Mas em qual das fases apresentadas no início do programa, os pacientes são
separados em dois grupos? E como é feita essa classificação? O que contém os remédios
placebos? Nenhuma dessas dúvidas foi esclarecida ou comentada durante a exibição do
programa.
A última hashtag “cada câncer é uma doença diferente”, visa explicar ao
público que os tratamentos de câncer utilizados para determinado tipo de câncer não
necessariamente são os mais eficientes para outro tipo, ou seja, não há um padrão para
essa doença. Por isso, são necessárias pesquisas que investiguem a ação de cada câncer
no organismo e qual o melhor tratamento indicado para cada indivíduo.
No programa do dia 23 de março de 2016, a “pílula do câncer”, de apenas um
minuto, foi novamente discutida. Entretanto, dessa vez apenas foi noticiada que o
Senado Federal aprovou o projeto de lei que permite a fabricação, a distribuição e o uso
da chamada pílula do câncer.
Alguns fatos são destacados durante a exibição da notícia, como o fato da
pílula não possuir registro na Agência Nacional de Vigilância Sanitária (ANVISA) e, os
relatórios do MCTI (responsáveis pela pesquisa) apontarem que essa substância
apresenta baixo grau de pureza e pouco ou nenhum efeito sob as células tumorais.
Essa reportagem é sucinta e traz intrinsecamente uma crítica ao governo da
então presidente do Brasil, Dilma Rouseff e ao Senado Federal, pois deixa subentendido
que mesmo sem as devidas autorizações e comprovações científicas, os órgãos
governamentais aprovaram a fabricação e distribuição da fosfoetanolamina.

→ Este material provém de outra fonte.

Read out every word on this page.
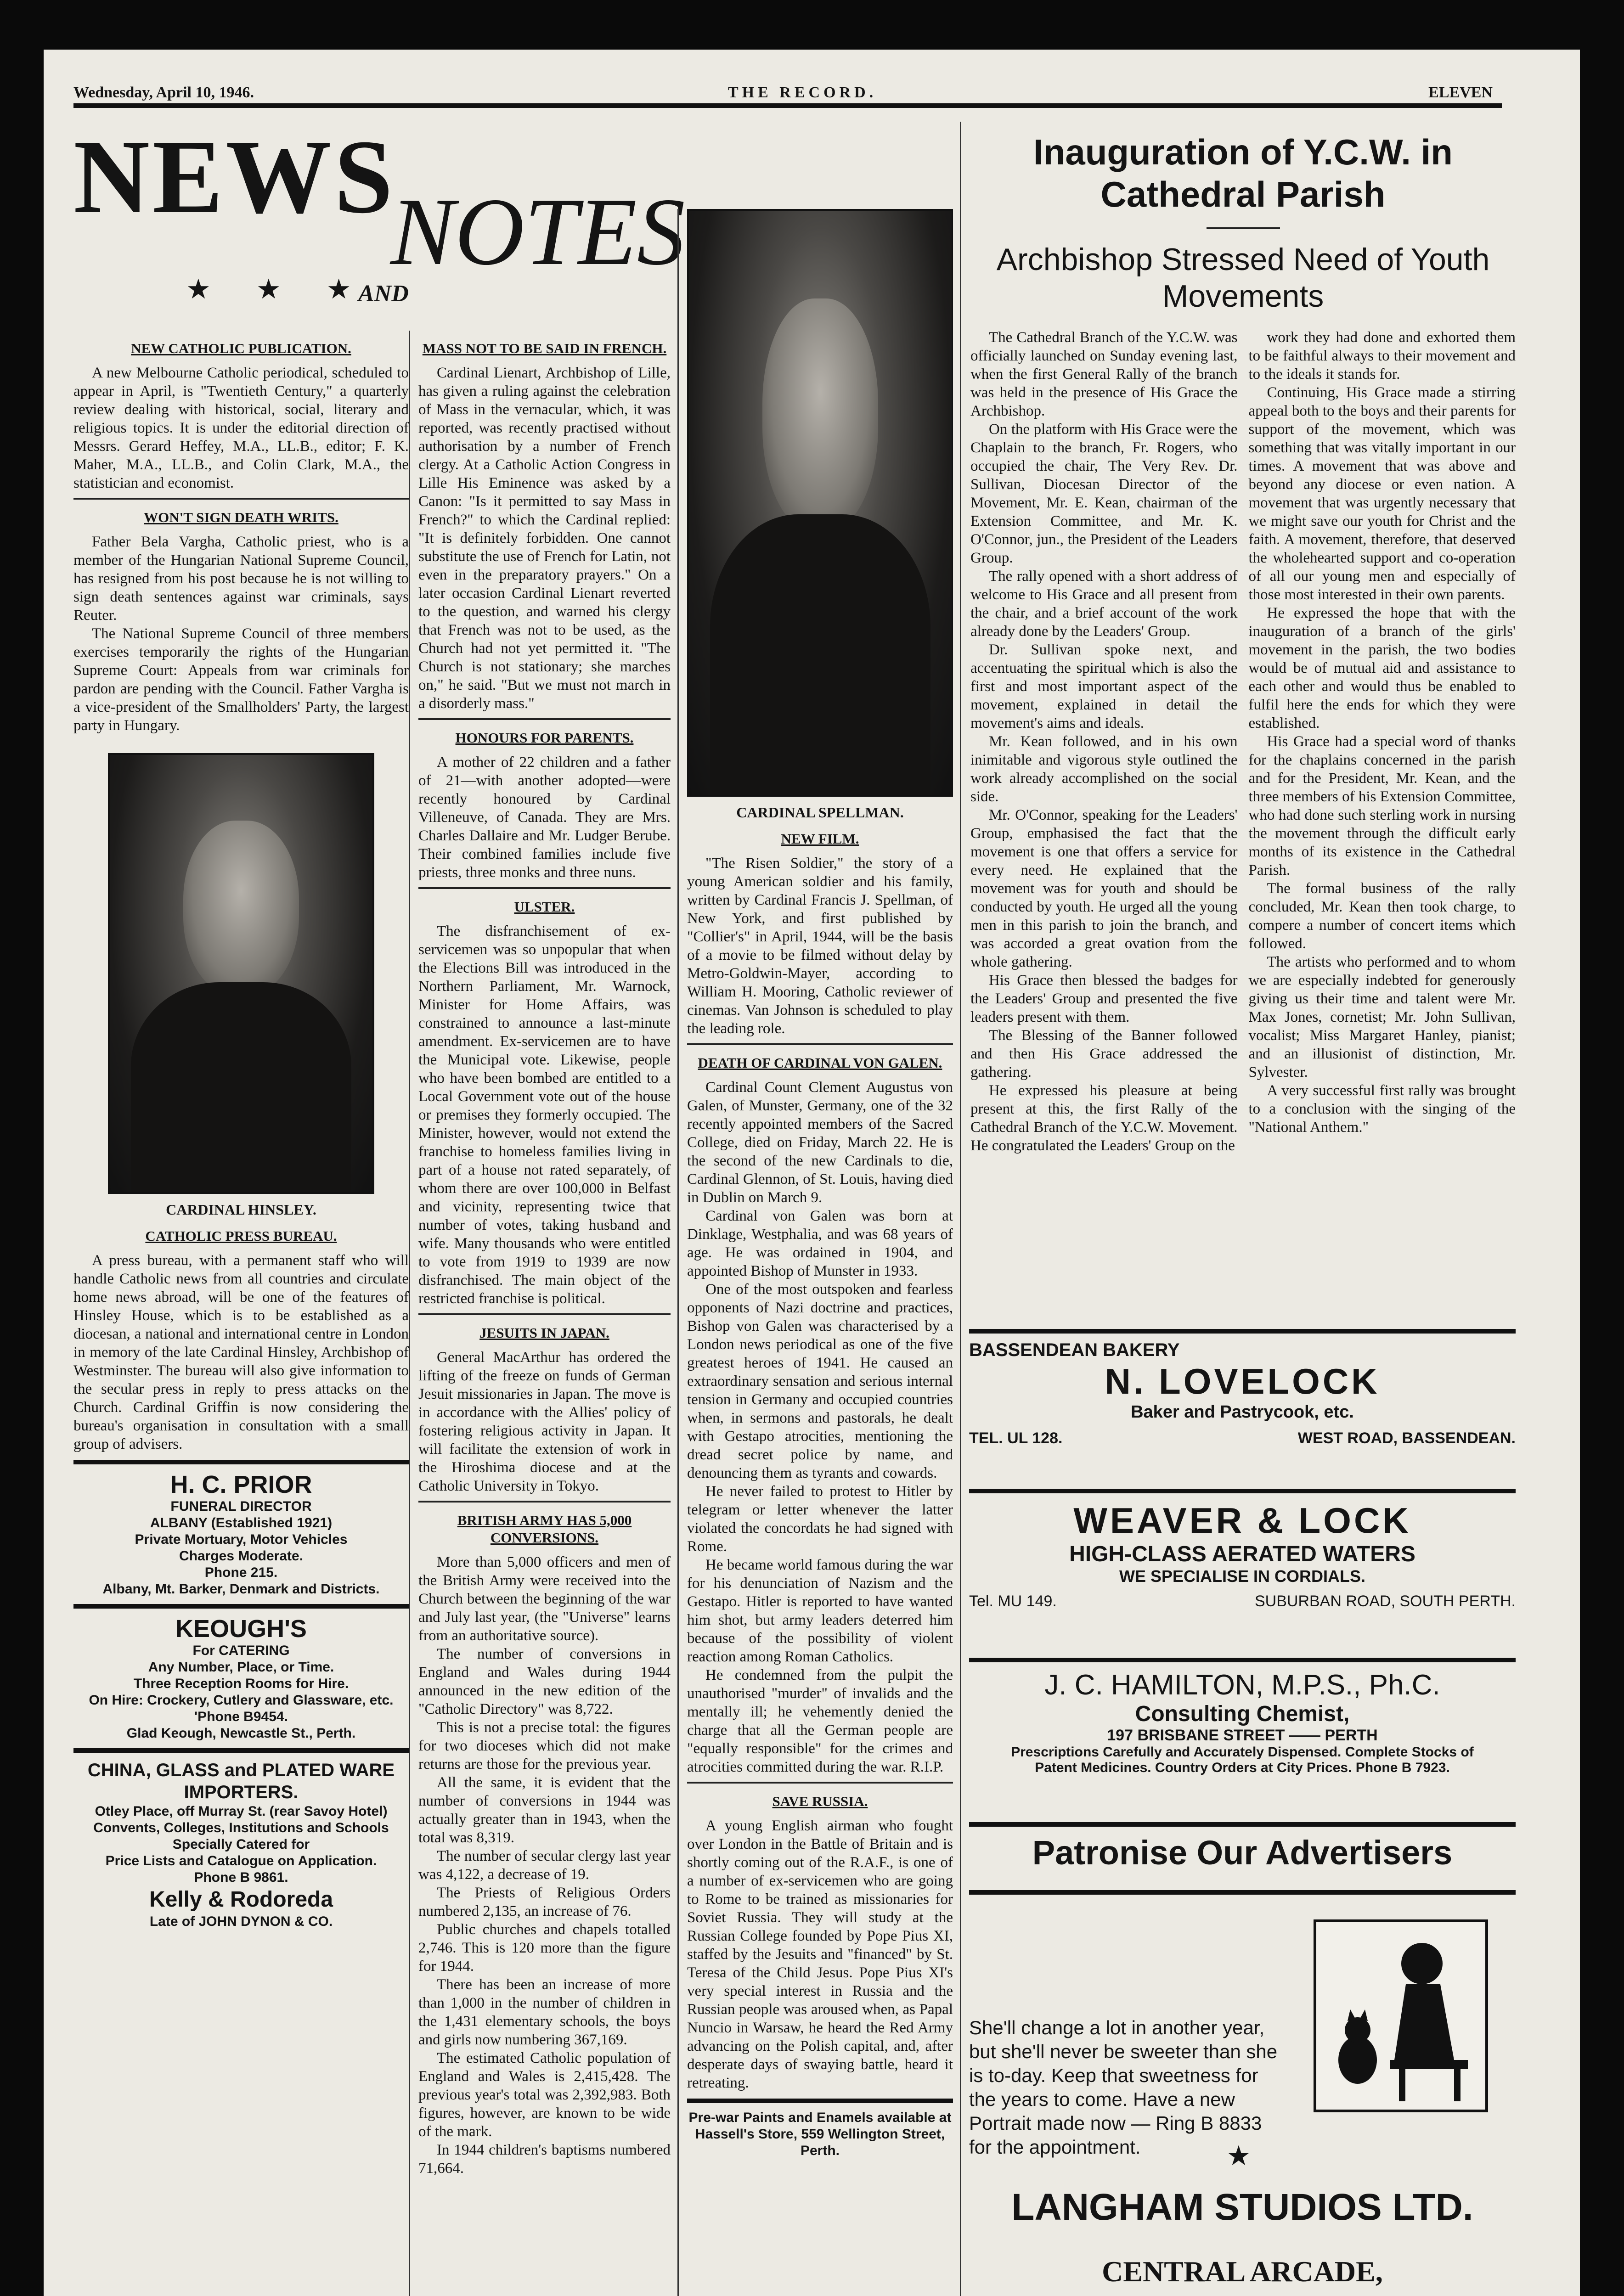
Wednesday, April 10, 1946.	THE RECORD.	ELEVEN
NEWS
★ ★ ★
AND
NOTES
NEW CATHOLIC PUBLICATION.

A new Melbourne Catholic periodical, scheduled to appear in April, is "Twentieth Century," a quarterly review dealing with historical, social, literary and religious topics. It is under the editorial direction of Messrs. Gerard Heffey, M.A., LL.B., editor; F. K. Maher, M.A., LL.B., and Colin Clark, M.A., the statistician and economist.

WON'T SIGN DEATH WRITS.

Father Bela Vargha, Catholic priest, who is a member of the Hungarian National Supreme Council, has resigned from his post because he is not willing to sign death sentences against war criminals, says Reuter.

The National Supreme Council of three members exercises temporarily the rights of the Hungarian Supreme Court: Appeals from war criminals for pardon are pending with the Council. Father Vargha is a vice-president of the Smallholders' Party, the largest party in Hungary.

CARDINAL HINSLEY.
CATHOLIC PRESS BUREAU.

A press bureau, with a permanent staff who will handle Catholic news from all countries and circulate home news abroad, will be one of the features of Hinsley House, which is to be established as a diocesan, a national and international centre in London in memory of the late Cardinal Hinsley, Archbishop of Westminster. The bureau will also give information to the secular press in reply to press attacks on the Church. Cardinal Griffin is now considering the bureau's organisation in consultation with a small group of advisers.

H. C. PRIOR
FUNERAL DIRECTOR
ALBANY (Established 1921)
Private Mortuary, Motor Vehicles
Charges Moderate.
Phone 215.
Albany, Mt. Barker, Denmark and Districts.
KEOUGH'S
For CATERING
Any Number, Place, or Time.
Three Reception Rooms for Hire.
On Hire: Crockery, Cutlery and Glassware, etc. 'Phone B9454.
Glad Keough, Newcastle St., Perth.
CHINA, GLASS and PLATED WARE IMPORTERS.
Otley Place, off Murray St. (rear Savoy Hotel)
Convents, Colleges, Institutions and Schools Specially Catered for
Price Lists and Catalogue on Application.
Phone B 9861.
Kelly & Rodoreda
Late of JOHN DYNON & CO.
MASS NOT TO BE SAID IN FRENCH.

Cardinal Lienart, Archbishop of Lille, has given a ruling against the celebration of Mass in the vernacular, which, it was reported, was recently practised without authorisation by a number of French clergy. At a Catholic Action Congress in Lille His Eminence was asked by a Canon: "Is it permitted to say Mass in French?" to which the Cardinal replied: "It is definitely forbidden. One cannot substitute the use of French for Latin, not even in the preparatory prayers." On a later occasion Cardinal Lienart reverted to the question, and warned his clergy that French was not to be used, as the Church had not yet permitted it. "The Church is not stationary; she marches on," he said. "But we must not march in a disorderly mass."

HONOURS FOR PARENTS.

A mother of 22 children and a father of 21—with another adopted—were recently honoured by Cardinal Villeneuve, of Canada. They are Mrs. Charles Dallaire and Mr. Ludger Berube. Their combined families include five priests, three monks and three nuns.

ULSTER.

The disfranchisement of ex-servicemen was so unpopular that when the Elections Bill was introduced in the Northern Parliament, Mr. Warnock, Minister for Home Affairs, was constrained to announce a last-minute amendment. Ex-servicemen are to have the Municipal vote. Likewise, people who have been bombed are entitled to a Local Government vote out of the house or premises they formerly occupied. The Minister, however, would not extend the franchise to homeless families living in part of a house not rated separately, of whom there are over 100,000 in Belfast and vicinity, representing twice that number of votes, taking husband and wife. Many thousands who were entitled to vote from 1919 to 1939 are now disfranchised. The main object of the restricted franchise is political.

JESUITS IN JAPAN.

General MacArthur has ordered the lifting of the freeze on funds of German Jesuit missionaries in Japan. The move is in accordance with the Allies' policy of fostering religious activity in Japan. It will facilitate the extension of work in the Hiroshima diocese and at the Catholic University in Tokyo.

BRITISH ARMY HAS 5,000 CONVERSIONS.

More than 5,000 officers and men of the British Army were received into the Church between the beginning of the war and July last year, (the "Universe" learns from an authoritative source).

The number of conversions in England and Wales during 1944 announced in the new edition of the "Catholic Directory" was 8,722.

This is not a precise total: the figures for two dioceses which did not make returns are those for the previous year.

All the same, it is evident that the number of conversions in 1944 was actually greater than in 1943, when the total was 8,319.

The number of secular clergy last year was 4,122, a decrease of 19.

The Priests of Religious Orders numbered 2,135, an increase of 76.

Public churches and chapels totalled 2,746. This is 120 more than the figure for 1944.

There has been an increase of more than 1,000 in the number of children in the 1,431 elementary schools, the boys and girls now numbering 367,169.

The estimated Catholic population of England and Wales is 2,415,428. The previous year's total was 2,392,983. Both figures, however, are known to be wide of the mark.

In 1944 children's baptisms numbered 71,664.

CARDINAL SPELLMAN.
NEW FILM.

"The Risen Soldier," the story of a young American soldier and his family, written by Cardinal Francis J. Spellman, of New York, and first published by "Collier's" in April, 1944, will be the basis of a movie to be filmed without delay by Metro-Goldwin-Mayer, according to William H. Mooring, Catholic reviewer of cinemas. Van Johnson is scheduled to play the leading role.

DEATH OF CARDINAL VON GALEN.

Cardinal Count Clement Augustus von Galen, of Munster, Germany, one of the 32 recently appointed members of the Sacred College, died on Friday, March 22. He is the second of the new Cardinals to die, Cardinal Glennon, of St. Louis, having died in Dublin on March 9.

Cardinal von Galen was born at Dinklage, Westphalia, and was 68 years of age. He was ordained in 1904, and appointed Bishop of Munster in 1933.

One of the most outspoken and fearless opponents of Nazi doctrine and practices, Bishop von Galen was characterised by a London news periodical as one of the five greatest heroes of 1941. He caused an extraordinary sensation and serious internal tension in Germany and occupied countries when, in sermons and pastorals, he dealt with Gestapo atrocities, mentioning the dread secret police by name, and denouncing them as tyrants and cowards.

He never failed to protest to Hitler by telegram or letter whenever the latter violated the concordats he had signed with Rome.

He became world famous during the war for his denunciation of Nazism and the Gestapo. Hitler is reported to have wanted him shot, but army leaders deterred him because of the possibility of violent reaction among Roman Catholics.

He condemned from the pulpit the unauthorised "murder" of invalids and the mentally ill; he vehemently denied the charge that all the German people are "equally responsible" for the crimes and atrocities committed during the war. R.I.P.

SAVE RUSSIA.

A young English airman who fought over London in the Battle of Britain and is shortly coming out of the R.A.F., is one of a number of ex-servicemen who are going to Rome to be trained as missionaries for Soviet Russia. They will study at the Russian College founded by Pope Pius XI, staffed by the Jesuits and "financed" by St. Teresa of the Child Jesus. Pope Pius XI's very special interest in Russia and the Russian people was aroused when, as Papal Nuncio in Warsaw, he heard the Red Army advancing on the Polish capital, and, after desperate days of swaying battle, heard it retreating.

Pre-war Paints and Enamels available at Hassell's Store, 559 Wellington Street, Perth.
Inauguration of Y.C.W. in Cathedral Parish
Archbishop Stressed Need of Youth Movements

The Cathedral Branch of the Y.C.W. was officially launched on Sunday evening last, when the first General Rally of the branch was held in the presence of His Grace the Archbishop.

On the platform with His Grace were the Chaplain to the branch, Fr. Rogers, who occupied the chair, The Very Rev. Dr. Sullivan, Diocesan Director of the Movement, Mr. E. Kean, chairman of the Extension Committee, and Mr. K. O'Connor, jun., the President of the Leaders Group.

The rally opened with a short address of welcome to His Grace and all present from the chair, and a brief account of the work already done by the Leaders' Group.

Dr. Sullivan spoke next, and accentuating the spiritual which is also the first and most important aspect of the movement, explained in detail the movement's aims and ideals.

Mr. Kean followed, and in his own inimitable and vigorous style outlined the work already accomplished on the social side.

Mr. O'Connor, speaking for the Leaders' Group, emphasised the fact that the movement is one that offers a service for every need. He explained that the movement was for youth and should be conducted by youth. He urged all the young men in this parish to join the branch, and was accorded a great ovation from the whole gathering.

His Grace then blessed the badges for the Leaders' Group and presented the five leaders present with them.

The Blessing of the Banner followed and then His Grace addressed the gathering.

He expressed his pleasure at being present at this, the first Rally of the Cathedral Branch of the Y.C.W. Movement. He congratulated the Leaders' Group on the

work they had done and exhorted them to be faithful always to their movement and to the ideals it stands for.

Continuing, His Grace made a stirring appeal both to the boys and their parents for support of the movement, which was something that was vitally important in our times. A movement that was above and beyond any diocese or even nation. A movement that was urgently necessary that we might save our youth for Christ and the faith. A movement, therefore, that deserved the wholehearted support and co-operation of all our young men and especially of those most interested in their own parents.

He expressed the hope that with the inauguration of a branch of the girls' movement in the parish, the two bodies would be of mutual aid and assistance to each other and would thus be enabled to fulfil here the ends for which they were established.

His Grace had a special word of thanks for the chaplains concerned in the parish and for the President, Mr. Kean, and the three members of his Extension Committee, who had done such sterling work in nursing the movement through the difficult early months of its existence in the Cathedral Parish.

The formal business of the rally concluded, Mr. Kean then took charge, to compere a number of concert items which followed.

The artists who performed and to whom we are especially indebted for generously giving us their time and talent were Mr. Max Jones, cornetist; Mr. John Sullivan, vocalist; Miss Margaret Hanley, pianist; and an illusionist of distinction, Mr. Sylvester.

A very successful first rally was brought to a conclusion with the singing of the "National Anthem."

BASSENDEAN BAKERY
N. LOVELOCK
Baker and Pastrycook, etc.
TEL. UL 128.	WEST ROAD, BASSENDEAN.
WEAVER & LOCK
HIGH-CLASS AERATED WATERS
WE SPECIALISE IN CORDIALS.
Tel. MU 149.	SUBURBAN ROAD, SOUTH PERTH.
J. C. HAMILTON, M.P.S., Ph.C.
Consulting Chemist,
197 BRISBANE STREET —— PERTH
Prescriptions Carefully and Accurately Dispensed. Complete Stocks of
Patent Medicines. Country Orders at City Prices. Phone B 7923.
Patronise Our Advertisers
She'll change a lot in another year, but she'll never be sweeter than she is to-day. Keep that sweetness for the years to come. Have a new Portrait made now — Ring B 8833 for the appointment.	★
LANGHAM STUDIOS LTD.
CENTRAL ARCADE,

O assunto principal do programa do dia 06 de junho de 2016 foi o câncer e os
seus tratamentos. As duas reportagens foram exibidas sequencialmente e apresentam
relações, desta forma serão analisadas e descritas em conjunto.
No palco, a apresentadora tem em suas mãos placas com perguntas a serem
respondidas por dois especialistas. A primeira pergunta é “Câncer tem cura?”.

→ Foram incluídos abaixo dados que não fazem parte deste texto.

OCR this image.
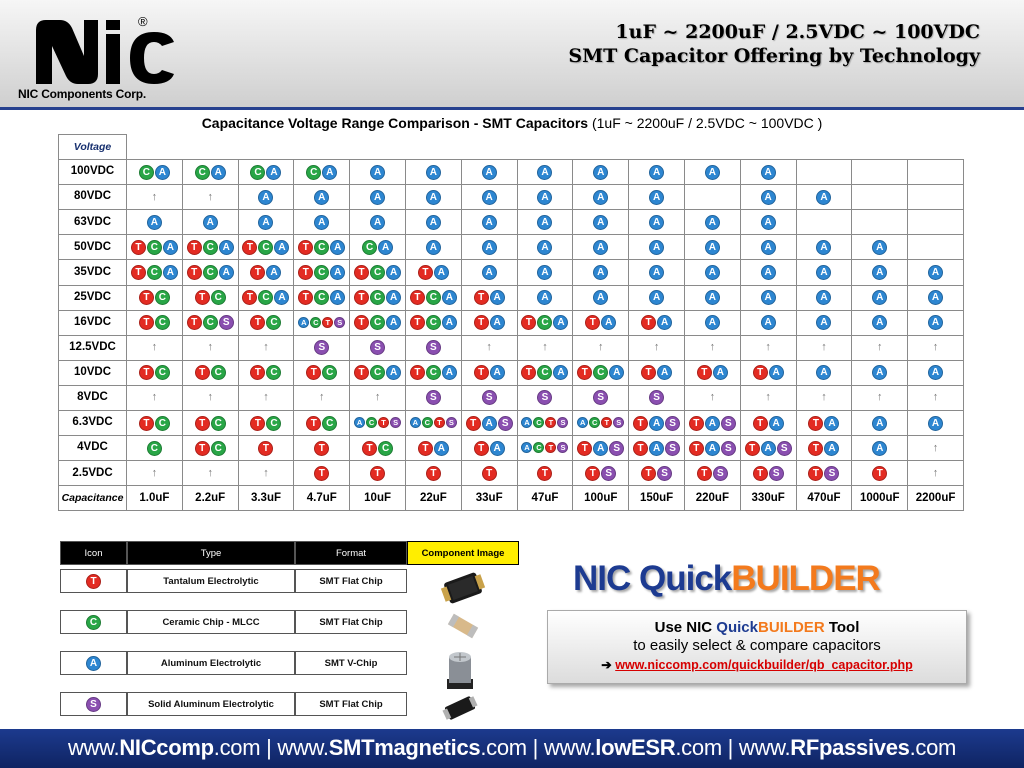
®
NIC Components Corp.
1uF ~ 2200uF / 2.5VDC ~ 100VDC
SMT Capacitor Offering by Technology
Capacitance Voltage Range Comparison - SMT Capacitors (1uF ~ 2200uF / 2.5VDC ~ 100VDC )
Voltage															
100VDC	C A	C A	C A	C A	A	A	A	A	A	A	A	A			
80VDC	↑	↑	A	A	A	A	A	A	A	A		A	A		
63VDC	A	A	A	A	A	A	A	A	A	A	A	A			
50VDC	T C A	T C A	T C A	T C A	C A	A	A	A	A	A	A	A	A	A	
35VDC	T C A	T C A	T A	T C A	T C A	T A	A	A	A	A	A	A	A	A	A
25VDC	T C	T C	T C A	T C A	T C A	T C A	T A	A	A	A	A	A	A	A	A
16VDC	T C	T C S	T C	A C T S	T C A	T C A	T A	T C A	T A	T A	A	A	A	A	A
12.5VDC	↑	↑	↑	S	S	S	↑	↑	↑	↑	↑	↑	↑	↑	↑
10VDC	T C	T C	T C	T C	T C A	T C A	T A	T C A	T C A	T A	T A	T A	A	A	A
8VDC	↑	↑	↑	↑	↑	S	S	S	S	S	↑	↑	↑	↑	↑
6.3VDC	T C	T C	T C	T C	A C T S	A C T S	T A S	A C T S	A C T S	T A S	T A S	T A	T A	A	A
4VDC	C	T C	T	T	T C	T A	T A	A C T S	T A S	T A S	T A S	T A S	T A	A	↑
2.5VDC	↑	↑	↑	T	T	T	T	T	T S	T S	T S	T S	T S	T	↑
Capacitance	1.0uF	2.2uF	3.3uF	4.7uF	10uF	22uF	33uF	47uF	100uF	150uF	220uF	330uF	470uF	1000uF	2200uF
Icon	Type	Format	Component Image
T	Tantalum Electrolytic	SMT Flat Chip
C	Ceramic Chip - MLCC	SMT Flat Chip
A	Aluminum Electrolytic	SMT V-Chip
S	Solid Aluminum Electrolytic	SMT Flat Chip
NIC QuickBUILDER
Use NIC QuickBUILDER Tool
to easily select & compare capacitors
➔ www.niccomp.com/quickbuilder/qb_capacitor.php
www.NICcomp.com | www.SMTmagnetics.com | www.lowESR.com | www.RFpassives.com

Rapidamente essa pergunta tem a resposta afirmativa, que em muitos casos a cura é
possível.
A próxima pergunta é: “somos capazes de curar todos os tipos de cânceres?”. A
resposta é negativa, sendo apresentada uma placa com coloração vermelha e com a
resposta “Não”. É comentado sobre esse assunto, apenas complementando a resposta da
pergunta anterior, que isso depende do tipo de câncer, do estágio que foi descoberto e
das condições do paciente.
A última pergunta é: “a fosfoetanolamina cura o câncer?”. A resposta do
médico e da placa é “não sabemos”. Sobre isso, o especialista discorre falando que
ainda faltam testes que comprovem a segurança dessa pílula.
Diante de poucas ou quase nenhuma informação, a próxima reportagem conta
como é a vida das pessoas que recebiam a pílula, trazendo consigo uma mistura de
sensacionalismo e informações desconexas.
Participam da reportagem duas pacientes com câncer, a primeira abre a
reportagem, entre lágrimas e mensagens emocionadas, ela conta que enquanto tomava a
pílula teve melhoras significativas. A outra paciência, em um estágio mais avançado,
fecha a reportagem, contando que não teve acesso a esse medicamento, pois a
distribuição foi suspensa pelo Supremo Tribunal Federal, pois a pílula não passou nos
testes da ANVISA.
Ambas as pacientes estão acompanhadas de familiares durante a reportagem,
que mostram todo o sofrimento e angústia que estão vivendo pelo fato de não poderem
utilizar a chamada “pílula do câncer”.
Em contrapartida, como explicação para a não distribuição da pílula, mostra-se
imagens do laboratório, que produzia a pílula, fechado e lacrado e, ainda, afirma-se que
o único pesquisador que a produzia não se encontra mais na universidade, pois está
auxiliando nas pesquisas que estão sendo desenvolvidas pelo MCTI.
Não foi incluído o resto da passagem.